Japanese-American dancer (1918–2023)

Sumako Hamaguchi (9 May 1918 – 22 February 2023), known by her stage name Fujima Kansuma (藤間 勘須磨, Kansuma Fujima) was a Japanese-American kabuki dancer. She taught more than 2,000 dancers, 50 of whom have been granted professional standing by kabuki grandmasters.

== Early life ==
Sumako Hamaguchi was born in San Francisco on May 9, 1918, and was the older of two sisters. When she was three years old, her family moved to Los Angeles. She was often sick and bedridden, prompting a doctor to advise her mother to find an activity to build up her immunity. Her mother chose kabuki and their daughter began lessons at 9, immersing herself in the classical form of Japanese theater.

In 1934, she participated in the very first Nisei Week Japanese Festival. That same year she traveled to Japan to study under kabuki star Kikugoro Onoe VI. Over the course of four years she learned acting, dancing, kimono dress and etiquette, shamisen and tokiwazu music. In Japan she was mocked as "the girl from America" by her peers. After only four years of training, Kikugoro granted her permission to perform his signature dance, the "Kagami Jishi" (Mirror Lion Dance). In 1938 she received her stage name from Fujima Kanjuro VI, grandmaster of the Fujima School. When she was ready to return home, she used her savings to purchase costumes and returned to Los Angeles to open a dance studio in a hotel owned by her father in 1940. She later added classes in Norwalk, Gardena, and West Los Angeles.

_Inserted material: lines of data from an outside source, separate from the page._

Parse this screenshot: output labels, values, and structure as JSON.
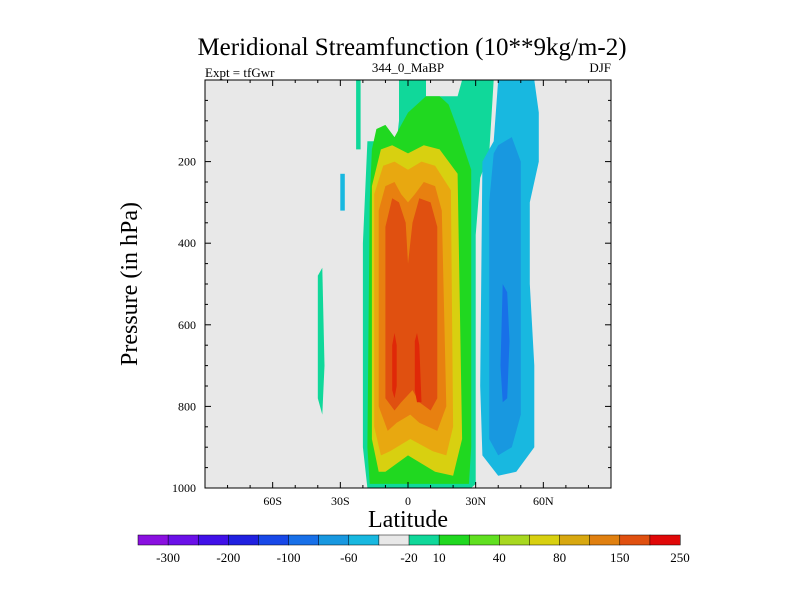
{
  "chart_data": {
    "type": "heatmap",
    "title": "Meridional Streamfunction (10**9kg/m-2)",
    "subtitle_left": "Expt = tfGwr",
    "subtitle_center": "344_0_MaBP",
    "subtitle_right": "DJF",
    "xlabel": "Latitude",
    "ylabel": "Pressure (in hPa)",
    "xlim": [
      -90,
      90
    ],
    "ylim": [
      1000,
      0
    ],
    "y_reversed": true,
    "xticks": [
      {
        "value": -60,
        "label": "60S"
      },
      {
        "value": -30,
        "label": "30S"
      },
      {
        "value": 0,
        "label": "0"
      },
      {
        "value": 30,
        "label": "30N"
      },
      {
        "value": 60,
        "label": "60N"
      }
    ],
    "yticks": [
      {
        "value": 200,
        "label": "200"
      },
      {
        "value": 400,
        "label": "400"
      },
      {
        "value": 600,
        "label": "600"
      },
      {
        "value": 800,
        "label": "800"
      },
      {
        "value": 1000,
        "label": "1000"
      }
    ],
    "background_color": "#e8e8e8",
    "colorbar": {
      "colors": [
        "#8a10e0",
        "#6a10e8",
        "#4010e8",
        "#2020e0",
        "#1848e8",
        "#1870e8",
        "#1898e0",
        "#18b8e0",
        "#e8e8e8",
        "#10d89a",
        "#20d820",
        "#60e020",
        "#a8d820",
        "#d8d010",
        "#d8a810",
        "#e08010",
        "#e05010",
        "#e00808"
      ],
      "labels": [
        "-300",
        "-200",
        "-100",
        "-60",
        "-20",
        "10",
        "40",
        "80",
        "150",
        "250"
      ]
    },
    "regions": [
      {
        "name": "contour-band-10",
        "color": "#10d89a",
        "value": 10,
        "points": [
          [
            -18,
            1000
          ],
          [
            -20,
            900
          ],
          [
            -20,
            400
          ],
          [
            -18,
            150
          ],
          [
            -8,
            150
          ],
          [
            -6,
            200
          ],
          [
            -4,
            100
          ],
          [
            -4,
            0
          ],
          [
            8,
            0
          ],
          [
            8,
            40
          ],
          [
            22,
            40
          ],
          [
            24,
            0
          ],
          [
            38,
            0
          ],
          [
            36,
            180
          ],
          [
            32,
            240
          ],
          [
            30,
            380
          ],
          [
            30,
            700
          ],
          [
            30,
            990
          ],
          [
            28,
            1000
          ]
        ]
      },
      {
        "name": "contour-band-10-upper-sh",
        "color": "#10d89a",
        "value": 10,
        "points": [
          [
            -23,
            0
          ],
          [
            -21,
            0
          ],
          [
            -21,
            170
          ],
          [
            -23,
            170
          ]
        ]
      },
      {
        "name": "contour-band-10-isolated",
        "color": "#10d89a",
        "value": 10,
        "points": [
          [
            -40,
            480
          ],
          [
            -38,
            460
          ],
          [
            -37,
            700
          ],
          [
            -38,
            820
          ],
          [
            -40,
            780
          ]
        ]
      },
      {
        "name": "contour-band-40",
        "color": "#20d820",
        "value": 40,
        "points": [
          [
            -17,
            990
          ],
          [
            -18,
            900
          ],
          [
            -17,
            300
          ],
          [
            -16,
            170
          ],
          [
            -14,
            120
          ],
          [
            -10,
            110
          ],
          [
            -6,
            140
          ],
          [
            -4,
            120
          ],
          [
            0,
            80
          ],
          [
            8,
            40
          ],
          [
            14,
            40
          ],
          [
            18,
            60
          ],
          [
            22,
            120
          ],
          [
            28,
            220
          ],
          [
            28,
            900
          ],
          [
            27,
            990
          ]
        ]
      },
      {
        "name": "contour-band-80",
        "color": "#d8d010",
        "value": 80,
        "points": [
          [
            -13,
            960
          ],
          [
            -16,
            880
          ],
          [
            -16,
            260
          ],
          [
            -12,
            170
          ],
          [
            -7,
            160
          ],
          [
            0,
            180
          ],
          [
            7,
            160
          ],
          [
            14,
            170
          ],
          [
            22,
            230
          ],
          [
            24,
            880
          ],
          [
            20,
            970
          ],
          [
            12,
            960
          ],
          [
            0,
            920
          ],
          [
            -10,
            960
          ]
        ]
      },
      {
        "name": "contour-band-100",
        "color": "#e8a810",
        "value": 100,
        "points": [
          [
            -12,
            920
          ],
          [
            -15,
            850
          ],
          [
            -15,
            280
          ],
          [
            -11,
            210
          ],
          [
            -6,
            200
          ],
          [
            0,
            220
          ],
          [
            6,
            200
          ],
          [
            12,
            210
          ],
          [
            19,
            270
          ],
          [
            20,
            850
          ],
          [
            17,
            920
          ],
          [
            11,
            910
          ],
          [
            1,
            880
          ],
          [
            -8,
            910
          ]
        ]
      },
      {
        "name": "contour-band-150",
        "color": "#e88010",
        "value": 150,
        "points": [
          [
            -9,
            860
          ],
          [
            -13,
            800
          ],
          [
            -13,
            320
          ],
          [
            -10,
            260
          ],
          [
            -6,
            250
          ],
          [
            -3,
            280
          ],
          [
            0,
            300
          ],
          [
            3,
            280
          ],
          [
            7,
            250
          ],
          [
            12,
            260
          ],
          [
            15,
            320
          ],
          [
            17,
            800
          ],
          [
            13,
            860
          ],
          [
            5,
            840
          ],
          [
            1,
            820
          ],
          [
            -5,
            840
          ]
        ]
      },
      {
        "name": "contour-band-200",
        "color": "#e05010",
        "value": 200,
        "points": [
          [
            -6,
            810
          ],
          [
            -10,
            780
          ],
          [
            -10,
            360
          ],
          [
            -7,
            290
          ],
          [
            -4,
            300
          ],
          [
            -1,
            350
          ],
          [
            0,
            450
          ],
          [
            2,
            350
          ],
          [
            5,
            290
          ],
          [
            10,
            300
          ],
          [
            13,
            360
          ],
          [
            13,
            780
          ],
          [
            10,
            810
          ],
          [
            5,
            790
          ],
          [
            2,
            760
          ],
          [
            -3,
            790
          ]
        ]
      },
      {
        "name": "contour-band-250-left",
        "color": "#e02808",
        "value": 250,
        "points": [
          [
            -7,
            650
          ],
          [
            -6,
            620
          ],
          [
            -5,
            650
          ],
          [
            -5,
            750
          ],
          [
            -6,
            780
          ],
          [
            -7,
            760
          ]
        ]
      },
      {
        "name": "contour-band-250-right",
        "color": "#e02808",
        "value": 250,
        "points": [
          [
            3,
            640
          ],
          [
            4,
            620
          ],
          [
            5,
            650
          ],
          [
            6,
            790
          ],
          [
            4,
            790
          ],
          [
            3,
            760
          ]
        ]
      },
      {
        "name": "contour-band-neg20",
        "color": "#18b8e0",
        "value": -20,
        "points": [
          [
            42,
            0
          ],
          [
            52,
            0
          ],
          [
            56,
            0
          ],
          [
            58,
            80
          ],
          [
            58,
            200
          ],
          [
            54,
            300
          ],
          [
            54,
            500
          ],
          [
            56,
            700
          ],
          [
            56,
            900
          ],
          [
            48,
            960
          ],
          [
            40,
            970
          ],
          [
            33,
            920
          ],
          [
            32,
            750
          ],
          [
            33,
            200
          ],
          [
            38,
            150
          ],
          [
            40,
            0
          ]
        ]
      },
      {
        "name": "contour-band-neg20-sh",
        "color": "#18b8e0",
        "value": -20,
        "points": [
          [
            -30,
            230
          ],
          [
            -28,
            230
          ],
          [
            -28,
            320
          ],
          [
            -30,
            320
          ]
        ]
      },
      {
        "name": "contour-band-neg60",
        "color": "#1898e0",
        "value": -60,
        "points": [
          [
            40,
            160
          ],
          [
            46,
            140
          ],
          [
            50,
            200
          ],
          [
            50,
            820
          ],
          [
            46,
            900
          ],
          [
            40,
            920
          ],
          [
            36,
            880
          ],
          [
            36,
            300
          ],
          [
            38,
            180
          ]
        ]
      },
      {
        "name": "contour-band-neg100",
        "color": "#1870e8",
        "value": -100,
        "points": [
          [
            42,
            500
          ],
          [
            44,
            520
          ],
          [
            45,
            640
          ],
          [
            44,
            780
          ],
          [
            42,
            790
          ],
          [
            41,
            700
          ]
        ]
      }
    ]
  }
}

During World War II, following the signing of Executive Order 9066, Kansuma and her family were first sent to the Santa Anita Assembly Center and then to Rohwer War Relocation Center. Upon her arrival at Rohwer, she was permitted to teach and perform in different War Relocation Authority camps. Under armed guard, Kasuma received special permission to travel to Los Angeles to retrieve more costumes and music.

=== Postwar ===
After World War II, Kansuma returned to Little Tokyo and re-established her dance studio. She worked with Walt Disney, who liked to infuse an "international flavor" in his shows, on such projects as "Family Night". Through more than 70 years of dancing, Kansuma taught nearly 2,000 students, among them her daughter, Miyako Tachibana, who achieved kabuki master status.

Kansuma danced in the Rose Parade and the 1984 Olympics and performed for Emperor Akihito. In 1985, she was awarded with the Order of the Precious Crown, 5th Class. National Endowment for the Arts deemed her a National Heritage Fellow for the Arts in 1987. In 2004, Kansuma was given the Japanese American National Museum’s Cultural Ambassador Award.

In 2018, Kansuma celebrated her centennial with a performance at the Aratani Theatre. She died on February 22, 2023, from congestive heart failure.